In the nursery our clothes were more defined in style. Though snow lay on the ground, we went bare-armed and bare-necked—down to the latest baby, whose little sleeves would be tied up with ribbons at the shoulders. To put long sleeves to a child's frock was a thing unheard of; they were given to us with the first "gown," which, with its lengthened skirt and fastenings in front, signified the estate of womanhood. Sandalled shoes, very thin in the sole, were correct indoor wear. The other end of me was showered over with tubular ringlets hanging nearly to my waist. The painful process of preparing them—the relentless thoroughness with which our nurse (mother was gentler) rolled up a strand of hair a few inches, "chucked" it tight upon its rag, rolled it a little more and chucked it again, and finally tied it close to the stretched scalp, with odd hairs dragging at their too tenacious roots, continuing the torture for half-an-hour or more—this was one of the sorrows of childhood in the fifties, and no small one either. Our nursery toilet was completed by the "feeder" tied on before each meal and removed after. We went downstairs—when mother was "about"—to the row of bread-and-milk basins that I, for one, hated the sight of, except in the season when a sprinkle of strawberries or raspberries and a little sugar were dropped into them; the youngest aunt being unaware of such a weak relaxation of rules. Discipline imposed that bread-and-milk upon us every day of our lives, no matter how we rebelled against it. We might be bribed to get it down by promises of a taste of the adults' dishes afterwards—the fat gravy from the bacon was a valued perquisite; but there was no dispensing with the nauseous preliminary. I have not been able to eat bread-and-milk since.

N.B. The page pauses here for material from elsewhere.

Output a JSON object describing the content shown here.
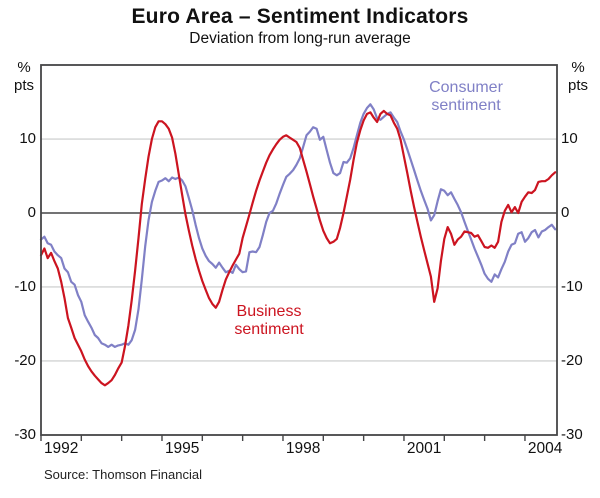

Mother came downstairs with her key-basket. What she did with all those keys I do not know, but they were evidently precious. She carried them, with the plate-basket, to her room, nightly; a maid retrieved the latter when she took up father's shaving water, but the little brown basket of keys was never beyond reach of the mistress's hand. She set it down beside the tea-tray while she administered breakfast. And I had not been three days in England before I saw the exact duplicate of that little brown basket, with all the keys in it, go through exactly the same performance. How oddly it struck me. For in Australia we know not key-baskets—never have done so far as I know. If you were to lock sideboard or store-closet against your respectable maids in this country they would not stay with you. And I should not blame them.

I suppose mother's tea-caddy was locked—certainly tea was a terrible price those days. I often opened the lid of the quaint box, which had two lidded receptacles inside, one for black tea, one for green, and a special caddy spoon to ladle it out with. She made the tea herself from a blending of the two kinds, to which she added a dust of carbonate of soda, apparently to increase the look of strength. She drew the water from the hissing urn, kept at the boil by a red-hot metal core slipped into a cylinder in the middle of it. She and father, like many others, drank the decoction pure, without sugar or milk.